The story begins with the Herdmans, a hoodlum group of siblings who hear the story of Christ’s birth for the first time when they star in a church Christmas play. “The story is funny and warm, but most of all it gives you a fresh look at the Christmas story, through the eyes of these tough kids,” Sue says. “The Herdmans start out so horribly, and in the end, they are honoring the Lord.”
Adults and children alike listen and laugh while they snuggle together in the small house, drinking cider and snacking on Christmas goodies. In order to help the children listen, Bill announces that there will be questions at the end and prizes for the children who can answer correctly. “It works!” Sue says.
As many as 75 people have flooded the Truaxes’ house to hear Bill read this story. To compensate for the growth, they have set up speakers around the house so the people who spill over into different rooms can hear.
Because this idea is such a hit with everyone who participates, the readings are spreading. Both of Bill and Sue’s sons have taken this idea with them to the military, where they are starting their own readings. And a close friend, Mary Donovan, took the idea to Arkansas when she and her husband, Dan, joined staff with FamilyLife.
“The thing I like best about this gathering is that it slows the holidays down,” Mary says. “We’re able to laugh together and just enjoy the company.”
This year the Donovans are inviting their own neighbors to a reading, and in a small way, they are touching the world. Their immediate neighbors include families from Switzerland, China, Vietnam, Korea, and Africa.
“It’s all about building relationships,” Mary says. “We’re just using it as an opportunity to love our neighbors and to get them to start opening up to us and to one another.”
Tips for hosting your own Christmas gathering
Here are a few guidelines gathered from the experiences of the women I’ve described:
Keep it simple. These gatherings don’t have to be elaborate, and undo expectations of yourself only make it more difficult to get motivated.
Create a neighborhood phone list. Gather the names, addresses, and phone numbers of each neighbor and print enough of them to pass out. The neighbors will appreciate it, and it helps bring unity to the neighborhood.

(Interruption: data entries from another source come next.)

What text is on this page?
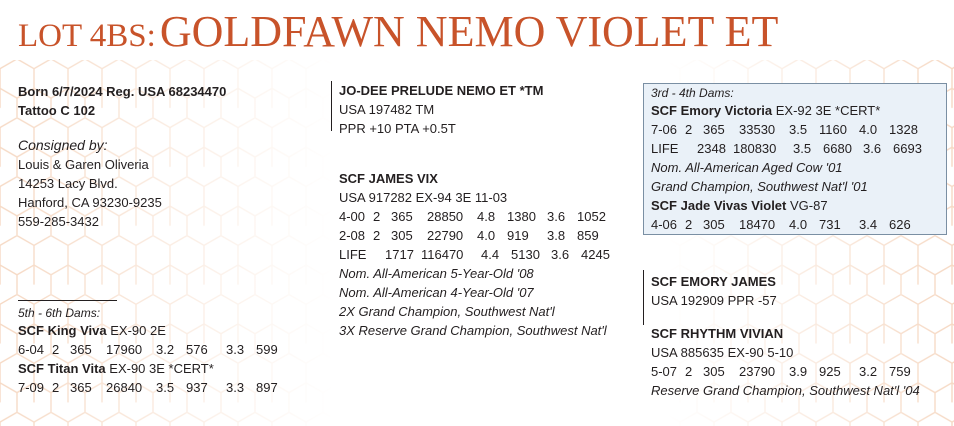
LOT 4BS: GOLDFAWN NEMO VIOLET ET
Born 6/7/2024 Reg. USA 68234470
Tattoo C 102
Consigned by:
Louis & Garen Oliveria
14253 Lacy Blvd.
Hanford, CA 93230-9235
559-285-3432
JO-DEE PRELUDE NEMO ET *TM
USA 197482 TM
PPR +10 PTA +0.5T
SCF JAMES VIX
USA 917282 EX-94 3E 11-03
4-00 2 365	28850	4.8 1380 3.6 1052
2-08 2 305	22790	4.0 919	3.8 859
LIFE	1717 116470	4.4 5130 3.6 4245
Nom. All-American 5-Year-Old '08
Nom. All-American 4-Year-Old '07
2X Grand Champion, Southwest Nat'l
3X Reserve Grand Champion, Southwest Nat'l
3rd - 4th Dams:
SCF Emory Victoria EX-92 3E *CERT*
7-06 2 365	33530	3.5 1160 4.0 1328
LIFE	2348 180830	3.5 6680 3.6 6693
Nom. All-American Aged Cow '01
Grand Champion, Southwest Nat'l '01
SCF Jade Vivas Violet VG-87
4-06 2 305	18470	4.0 731	3.4 626
SCF EMORY JAMES
USA 192909 PPR -57
SCF RHYTHM VIVIAN
USA 885635 EX-90 5-10
5-07 2 305	23790	3.9 925	3.2 759
Reserve Grand Champion, Southwest Nat'l '04
5th - 6th Dams:
SCF King Viva EX-90 2E
6-04 2 365	17960	3.2 576	3.3 599
SCF Titan Vita EX-90 3E *CERT*
7-09 2 365	26840	3.5 937	3.3 897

Ask for help. Use other women who have a desire to reach out. They will be very helpful in putting everything together, and at the same time, they will be training to host one of their own.

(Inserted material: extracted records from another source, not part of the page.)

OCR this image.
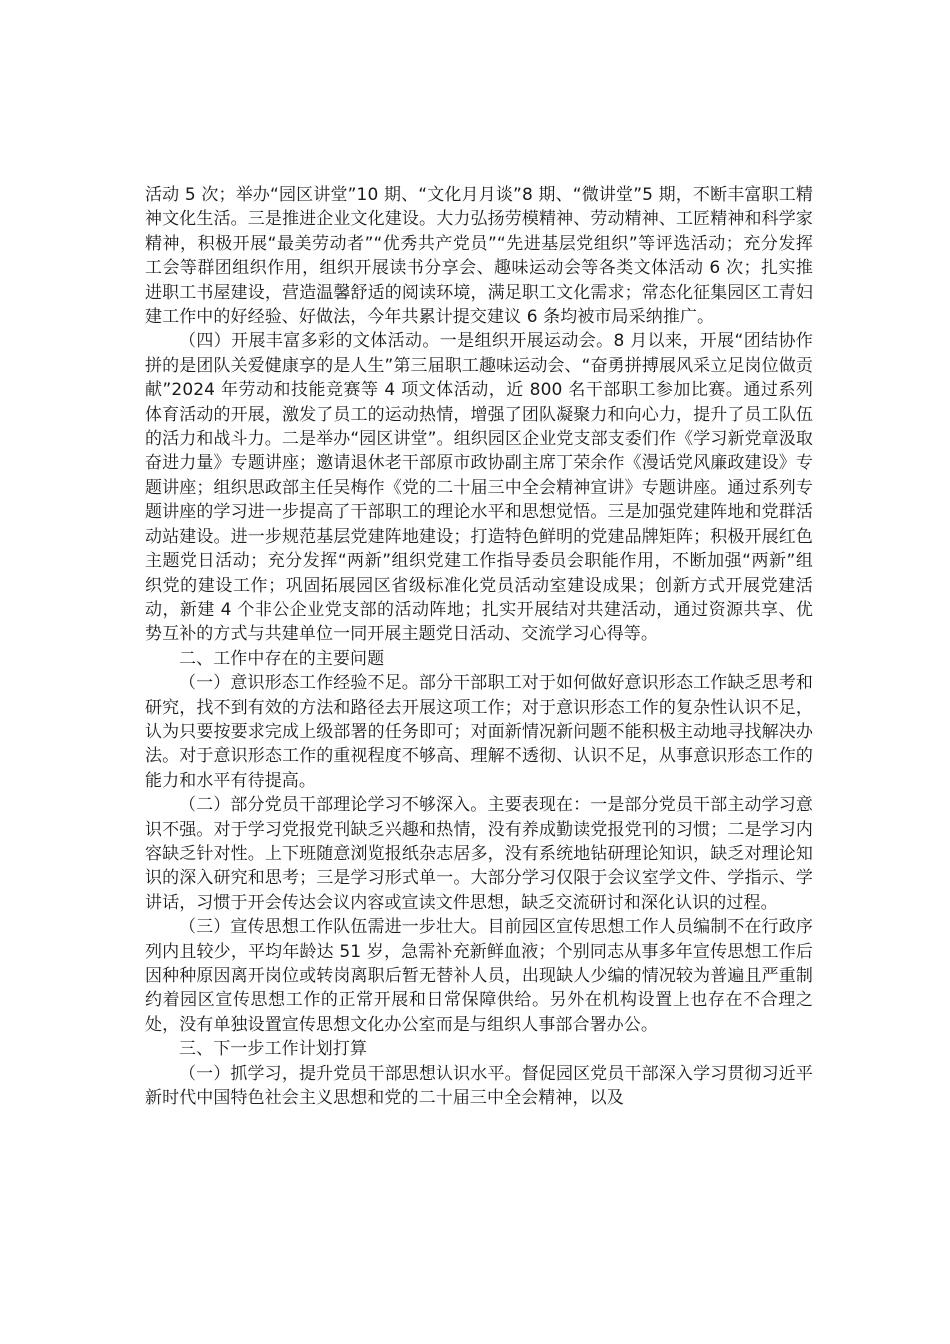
活动 5 次；举办“园区讲堂”10 期、“文化月月谈”8 期、“微讲堂”5 期，不断丰富职工精神文化生活。三是推进企业文化建设。大力弘扬劳模精神、劳动精神、工匠精神和科学家精神，积极开展“最美劳动者”“优秀共产党员”“先进基层党组织”等评选活动；充分发挥工会等群团组织作用，组织开展读书分享会、趣味运动会等各类文体活动 6 次；扎实推进职工书屋建设，营造温馨舒适的阅读环境，满足职工文化需求；常态化征集园区工青妇建工作中的好经验、好做法，今年共累计提交建议 6 条均被市局采纳推广。

（四）开展丰富多彩的文体活动。一是组织开展运动会。8 月以来，开展“团结协作拼的是团队关爱健康享的是人生”第三届职工趣味运动会、“奋勇拼搏展风采立足岗位做贡献”2024 年劳动和技能竞赛等 4 项文体活动，近 800 名干部职工参加比赛。通过系列体育活动的开展，激发了员工的运动热情，增强了团队凝聚力和向心力，提升了员工队伍的活力和战斗力。二是举办“园区讲堂”。组织园区企业党支部支委们作《学习新党章汲取奋进力量》专题讲座；邀请退休老干部原市政协副主席丁荣余作《漫话党风廉政建设》专题讲座；组织思政部主任吴梅作《党的二十届三中全会精神宣讲》专题讲座。通过系列专题讲座的学习进一步提高了干部职工的理论水平和思想觉悟。三是加强党建阵地和党群活动站建设。进一步规范基层党建阵地建设；打造特色鲜明的党建品牌矩阵；积极开展红色主题党日活动；充分发挥“两新”组织党建工作指导委员会职能作用，不断加强“两新”组织党的建设工作；巩固拓展园区省级标准化党员活动室建设成果；创新方式开展党建活动，新建 4 个非公企业党支部的活动阵地；扎实开展结对共建活动，通过资源共享、优势互补的方式与共建单位一同开展主题党日活动、交流学习心得等。

二、工作中存在的主要问题

（一）意识形态工作经验不足。部分干部职工对于如何做好意识形态工作缺乏思考和研究，找不到有效的方法和路径去开展这项工作；对于意识形态工作的复杂性认识不足，认为只要按要求完成上级部署的任务即可；对面新情况新问题不能积极主动地寻找解决办法。对于意识形态工作的重视程度不够高、理解不透彻、认识不足，从事意识形态工作的能力和水平有待提高。

（二）部分党员干部理论学习不够深入。主要表现在：一是部分党员干部主动学习意识不强。对于学习党报党刊缺乏兴趣和热情，没有养成勤读党报党刊的习惯；二是学习内容缺乏针对性。上下班随意浏览报纸杂志居多，没有系统地钻研理论知识，缺乏对理论知识的深入研究和思考；三是学习形式单一。大部分学习仅限于会议室学文件、学指示、学讲话，习惯于开会传达会议内容或宣读文件思想，缺乏交流研讨和深化认识的过程。

（三）宣传思想工作队伍需进一步壮大。目前园区宣传思想工作人员编制不在行政序列内且较少，平均年龄达 51 岁，急需补充新鲜血液；个别同志从事多年宣传思想工作后因种种原因离开岗位或转岗离职后暂无替补人员，出现缺人少编的情况较为普遍且严重制约着园区宣传思想工作的正常开展和日常保障供给。另外在机构设置上也存在不合理之处，没有单独设置宣传思想文化办公室而是与组织人事部合署办公。

三、下一步工作计划打算

（一）抓学习，提升党员干部思想认识水平。督促园区党员干部深入学习贯彻习近平新时代中国特色社会主义思想和党的二十届三中全会精神，以及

If you have someone speak at your event, it’s best to use someone other than yourself. That way if someone is offended by what is said, the offense will not be directly taken from you, and the relationship can continue to build.
Involve your kids. If they’re old enough, kids can be great assets for helping. This also allows them to watch their parent(s) be a living example for Christ and to learn why it’s important to reach out.

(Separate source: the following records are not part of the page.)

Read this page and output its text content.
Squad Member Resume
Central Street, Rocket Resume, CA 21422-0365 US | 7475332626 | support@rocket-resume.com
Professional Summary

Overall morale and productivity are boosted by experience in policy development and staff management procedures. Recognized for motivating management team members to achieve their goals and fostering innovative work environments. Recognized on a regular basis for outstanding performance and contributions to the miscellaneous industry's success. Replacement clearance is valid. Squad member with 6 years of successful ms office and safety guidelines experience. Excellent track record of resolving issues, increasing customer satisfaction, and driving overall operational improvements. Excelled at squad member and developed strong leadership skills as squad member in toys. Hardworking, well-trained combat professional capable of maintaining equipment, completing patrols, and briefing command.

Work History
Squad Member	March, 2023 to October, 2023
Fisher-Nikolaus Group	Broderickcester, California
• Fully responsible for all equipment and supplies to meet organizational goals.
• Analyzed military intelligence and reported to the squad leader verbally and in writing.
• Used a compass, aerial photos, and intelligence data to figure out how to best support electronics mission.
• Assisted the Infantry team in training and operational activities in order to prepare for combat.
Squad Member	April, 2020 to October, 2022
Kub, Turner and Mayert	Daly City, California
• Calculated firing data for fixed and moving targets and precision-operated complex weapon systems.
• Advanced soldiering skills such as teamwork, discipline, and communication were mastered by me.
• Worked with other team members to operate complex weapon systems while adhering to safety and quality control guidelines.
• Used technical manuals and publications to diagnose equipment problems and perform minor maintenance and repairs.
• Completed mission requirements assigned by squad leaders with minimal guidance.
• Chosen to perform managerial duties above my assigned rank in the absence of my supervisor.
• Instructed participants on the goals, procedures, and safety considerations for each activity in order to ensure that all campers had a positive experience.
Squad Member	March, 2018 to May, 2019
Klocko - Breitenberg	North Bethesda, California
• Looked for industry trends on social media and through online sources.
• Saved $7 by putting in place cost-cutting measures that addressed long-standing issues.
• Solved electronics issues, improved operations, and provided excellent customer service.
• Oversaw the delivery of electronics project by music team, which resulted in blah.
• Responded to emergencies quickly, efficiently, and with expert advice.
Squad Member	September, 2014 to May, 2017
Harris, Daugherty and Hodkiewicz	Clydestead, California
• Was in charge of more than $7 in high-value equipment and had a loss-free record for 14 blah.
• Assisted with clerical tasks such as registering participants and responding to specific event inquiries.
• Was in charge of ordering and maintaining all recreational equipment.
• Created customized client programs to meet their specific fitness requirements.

Use response cards. These are printed on half sheets of paper and should gather information about the attendees. Pass them out at the end to get feedback about your event. Ask for their name, phone number, e-mail address, and give them a list to check that includes, wanting to know more about Christ, decision to trust in Christ, and not interested. This will allow you to follow up with those who check one of the first two choices.
Plan a strategy for follow up. Before your gathering, select a Bible study for new believers. Wait about a week, and then call those who indicated a decision to trust Christ and those who are interested in knowing more. Invite them to join you once a week for four or five weeks, but not longer. Start with a study that teaches the basics of Christian living, and when the study is over, make sure to give them resources that will help them continue to grow. Include information about local churches, websites, ministries, and books on spiritual growth. Kit uses FamilyLife’s HomeBuilders® Couple Series* in her follow-ups. This is a small-group Bible study that teaches practical tools for living from a Christian perspective.
*The FamilyLife’s HomeBuilders® Couple Series is now The Art of Marriage® Connect Series.